IEEE Transactions on Computers, cilt.73, sa.8, ss.1913-1923, 2024 (SCI-Expanded) identifier

  • Yayın Türü: Makale / Tam Makale
  • Cilt numarası: 73 Sayı: 8
  • Basım Tarihi: 2024
  • Doi Numarası: 10.1109/tc.2024.3398426
  • Dergi Adı: IEEE Transactions on Computers
  • Derginin Tarandığı İndeksler: Science Citation Index Expanded (SCI-EXPANDED), Scopus, Academic Search Premier, Aerospace Database, Applied Science & Technology Source, Business Source Elite, Business Source Premier, Communication Abstracts, Compendex, Computer & Applied Sciences, INSPEC, Metadex, zbMATH, Civil Engineering Abstracts
  • Sayfa Sayıları: ss.1913-1923
  • Anahtar Kelimeler: Bloom filters, hash function uniformity and independence, universal hash functions, vector subspaces in GF(2)
  • Orta Doğu Teknik Üniversitesi Adresli: Evet

Özet

In this paper, we investigate the effects of violating the conditions of hash function uniformity and/or independence on the false positive probability of Bloom Filters (BF).

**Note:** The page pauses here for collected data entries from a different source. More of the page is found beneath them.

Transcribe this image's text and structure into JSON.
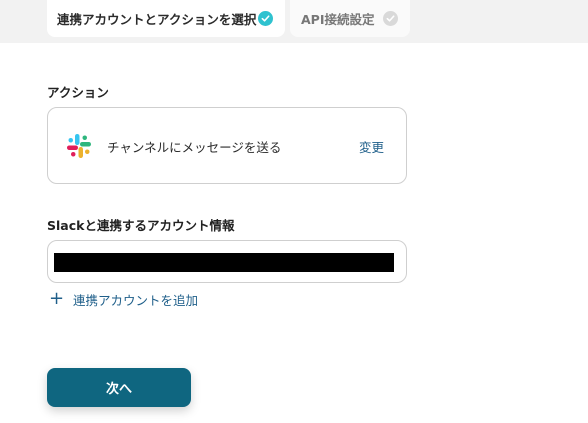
{
  "tabs": [
    {
      "label": "連携アカウントとアクションを選択",
      "completed": true
    },
    {
      "label": "API接続設定",
      "completed": false
    }
  ],
  "action_section": {
    "label": "アクション",
    "app_icon": "slack-icon",
    "action_name": "チャンネルにメッセージを送る",
    "change_label": "変更"
  },
  "account_section": {
    "label": "Slackと連携するアカウント情報",
    "value_redacted": true,
    "add_label": "連携アカウントを追加"
  },
  "next_button": {
    "label": "次へ"
  },
  "colors": {
    "accent": "#0f6680",
    "link": "#1f5f8a",
    "check_done": "#2fc2cf",
    "check_pending": "#d9d9d9"
  }
}
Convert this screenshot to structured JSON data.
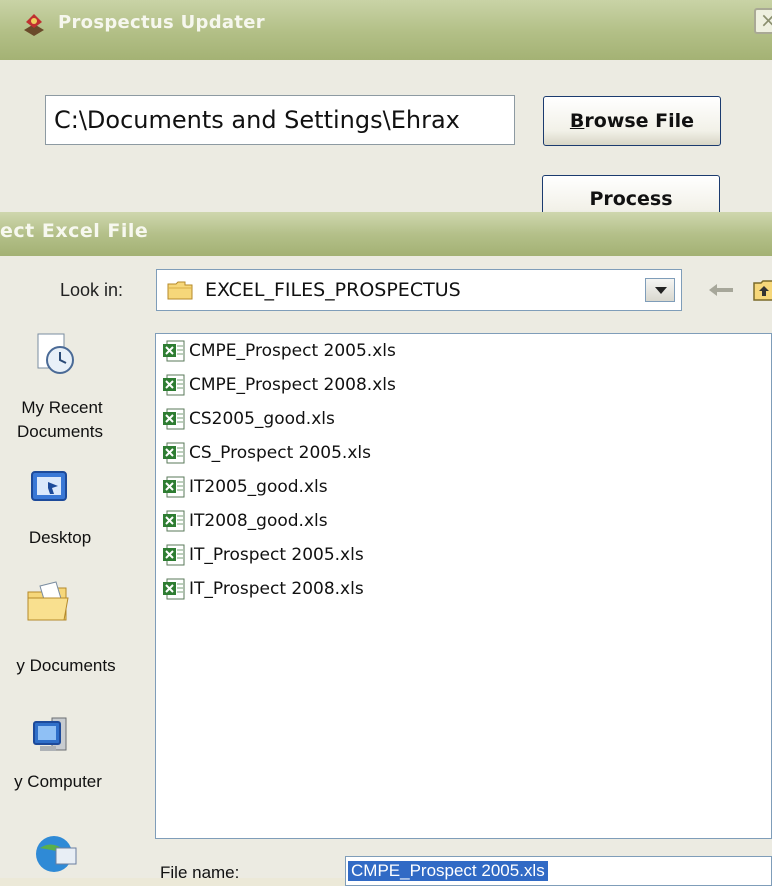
{
  "app": {
    "title": "Prospectus Updater",
    "path_value": "C:\\Documents and Settings\\Ehrax",
    "browse_label": "Browse File",
    "browse_mnemonic": "B",
    "browse_rest": "rowse File",
    "process_label": "Process"
  },
  "dialog": {
    "title": "ect Excel File",
    "look_in_label": "Look in:",
    "look_in_value": "EXCEL_FILES_PROSPECTUS",
    "places": [
      {
        "label_line1": "My Recent",
        "label_line2": "Documents",
        "icon": "recent-documents-icon"
      },
      {
        "label_line1": "Desktop",
        "icon": "desktop-icon"
      },
      {
        "label_line1": "y Documents",
        "icon": "my-documents-icon"
      },
      {
        "label_line1": "y Computer",
        "icon": "my-computer-icon"
      },
      {
        "icon": "network-places-icon"
      }
    ],
    "files": [
      "CMPE_Prospect 2005.xls",
      "CMPE_Prospect 2008.xls",
      "CS2005_good.xls",
      "CS_Prospect 2005.xls",
      "IT2005_good.xls",
      "IT2008_good.xls",
      "IT_Prospect 2005.xls",
      "IT_Prospect 2008.xls"
    ],
    "file_name_label": "File name:",
    "file_name_value": "CMPE_Prospect 2005.xls"
  },
  "colors": {
    "titlebar": "#b2bf86",
    "selection": "#316ac5",
    "button_border": "#1b3b6f"
  }
}
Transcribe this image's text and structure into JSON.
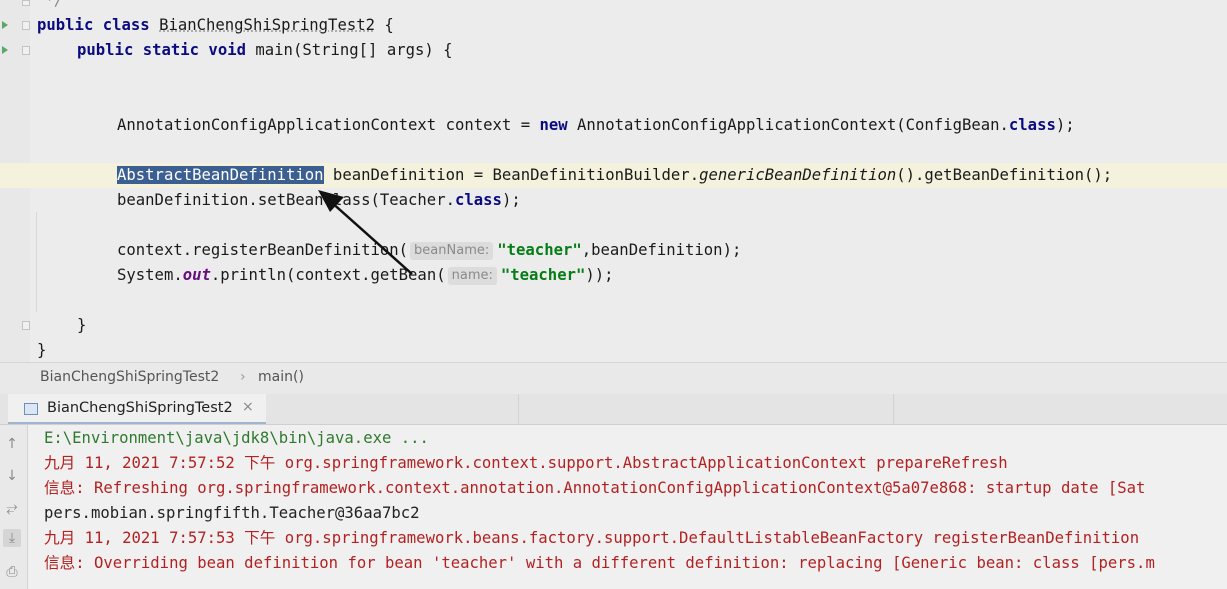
{
  "editor": {
    "comment_end": "*/",
    "class_kw": "public class",
    "class_name": "BianChengShiSpringTest2",
    "class_open": " {",
    "main_kw": "public static void",
    "main_sig": " main(String[] args) {",
    "line_ctx_type": "AnnotationConfigApplicationContext context = ",
    "new_kw": "new",
    "line_ctx_ctor": " AnnotationConfigApplicationContext(ConfigBean.",
    "class_kw2": "class",
    "line_end_paren": ");",
    "selected_token": "AbstractBeanDefinition",
    "line_bd_rest1": " beanDefinition = BeanDefinitionBuilder.",
    "line_bd_method": "genericBeanDefinition",
    "line_bd_rest2": "().getBeanDefinition();",
    "line_set_a": "beanDefinition.setBeanClass(Teacher.",
    "line_set_class": "class",
    "line_set_end": ");",
    "line_reg_a": "context.registerBeanDefinition(",
    "hint_beanName": "beanName:",
    "str_teacher": "\"teacher\"",
    "line_reg_b": ",beanDefinition);",
    "line_print_a": "System.",
    "field_out": "out",
    "line_print_b": ".println(context.getBean(",
    "hint_name": "name:",
    "line_print_c": "));",
    "close_method": "}",
    "close_class": "}"
  },
  "breadcrumb": {
    "class_label": "BianChengShiSpringTest2",
    "separator": "›",
    "method_label": "main()"
  },
  "run_tab": {
    "label": "BianChengShiSpringTest2",
    "close": "×"
  },
  "console": {
    "lines": [
      "E:\\Environment\\java\\jdk8\\bin\\java.exe ...",
      "九月 11, 2021 7:57:52 下午 org.springframework.context.support.AbstractApplicationContext prepareRefresh",
      "信息: Refreshing org.springframework.context.annotation.AnnotationConfigApplicationContext@5a07e868: startup date [Sat",
      "pers.mobian.springfifth.Teacher@36aa7bc2",
      "九月 11, 2021 7:57:53 下午 org.springframework.beans.factory.support.DefaultListableBeanFactory registerBeanDefinition",
      "信息: Overriding bean definition for bean 'teacher' with a different definition: replacing [Generic bean: class [pers.m"
    ]
  },
  "icons": {
    "up": "↑",
    "down": "↓",
    "wrap": "⥂",
    "scroll_end": "⤓",
    "print": "⎙"
  },
  "colors": {
    "keyword": "#0b0b80",
    "string": "#067d17",
    "selection": "#3c5f91",
    "console_error": "#b22222",
    "console_cmd": "#2f7a2f"
  }
}
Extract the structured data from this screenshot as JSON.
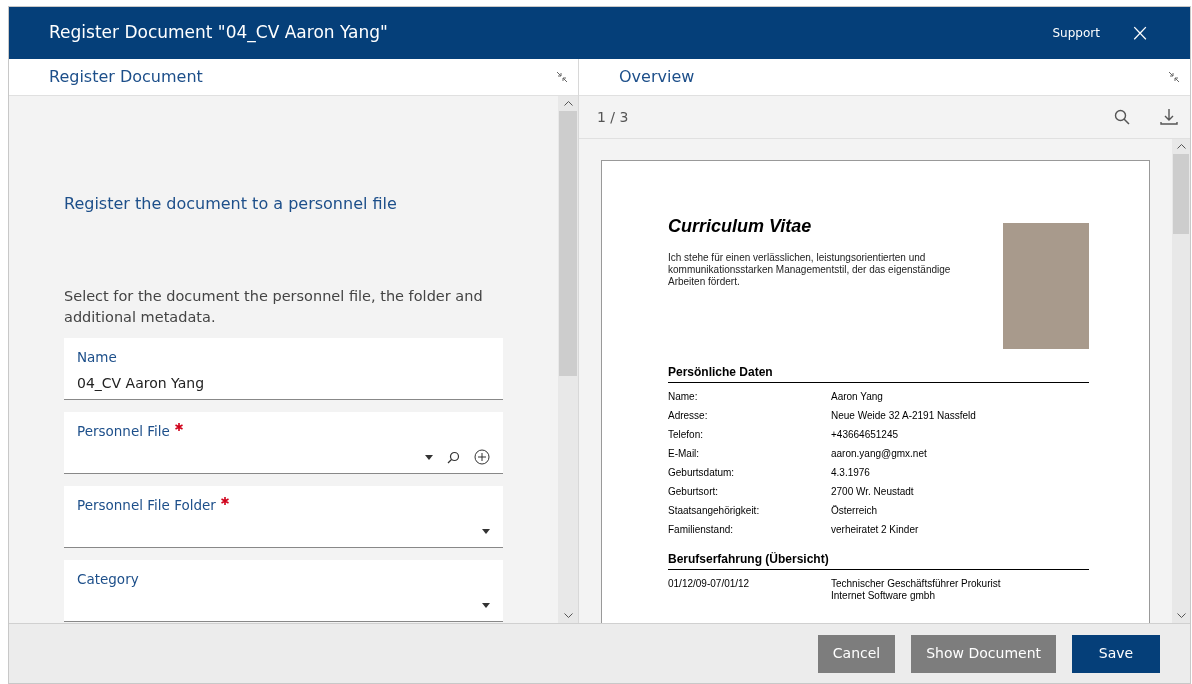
{
  "window": {
    "title": "Register Document \"04_CV Aaron Yang\"",
    "support_link": "Support",
    "close": "×"
  },
  "left_pane": {
    "title": "Register Document",
    "heading": "Register the document to a personnel file",
    "description": "Select for the document the personnel file, the folder and additional metadata.",
    "fields": [
      {
        "label": "Name",
        "value": "04_CV Aaron Yang",
        "required": false,
        "kind": "text"
      },
      {
        "label": "Personnel File",
        "required": true,
        "kind": "lookup"
      },
      {
        "label": "Personnel File Folder",
        "required": true,
        "kind": "dropdown"
      },
      {
        "label": "Category",
        "required": false,
        "kind": "dropdown"
      }
    ]
  },
  "right_pane": {
    "title": "Overview",
    "page_indicator": "1 / 3",
    "document": {
      "title": "Curriculum Vitae",
      "intro": "Ich stehe für einen verlässlichen, leistungsorientierten und kommunikationsstarken Managementstil, der das eigenständige Arbeiten fördert.",
      "sections": [
        {
          "heading": "Persönliche Daten",
          "rows": [
            {
              "label": "Name:",
              "value": "Aaron Yang"
            },
            {
              "label": "Adresse:",
              "value": "Neue Weide 32  A-2191 Nassfeld"
            },
            {
              "label": "Telefon:",
              "value": "+43664651245"
            },
            {
              "label": "E-Mail:",
              "value": "aaron.yang@gmx.net"
            },
            {
              "label": "Geburtsdatum:",
              "value": "4.3.1976"
            },
            {
              "label": "Geburtsort:",
              "value": "2700 Wr. Neustadt"
            },
            {
              "label": "Staatsangehörigkeit:",
              "value": "Österreich"
            },
            {
              "label": "Familienstand:",
              "value": "verheiratet 2 Kinder"
            }
          ]
        },
        {
          "heading": "Berufserfahrung (Übersicht)",
          "rows": [
            {
              "label": "01/12/09-07/01/12",
              "value": "Technischer Geschäftsführer Prokurist\nInternet Software gmbh"
            }
          ]
        }
      ]
    }
  },
  "buttons": [
    {
      "label": "Cancel",
      "kind": "secondary"
    },
    {
      "label": "Show Document",
      "kind": "secondary"
    },
    {
      "label": "Save",
      "kind": "primary"
    }
  ]
}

To this end, we focus on hash functions of the H3 family with a partitioned memory organization for fast hardware implementations of BFs. We first introduce a dependence metric that quantifies hash function uniformity and independence. We then state and prove the necessary and sufficient conditions on the BF parameters for constructing uniform and independent hash functions. Finally, we derive an analytical expression for the exact false positive probability of a BF with hash functions that are not necessarily uniform or independent. We verify our expression with a hardware test bench and explore the effects of losing uniformity and independence through an experimental study that systematically sweeps different dependence metric values and numbers of hash functions. We demonstrate the effects of violating hash function uniformity and independence on the stated target false positive probability for selected previous works in the literature. As an important finding, we show that uniformity of individual hash functions is essential, whereas limited dependencies between hash functions can be tolerated without a negative effect on the false positive probability.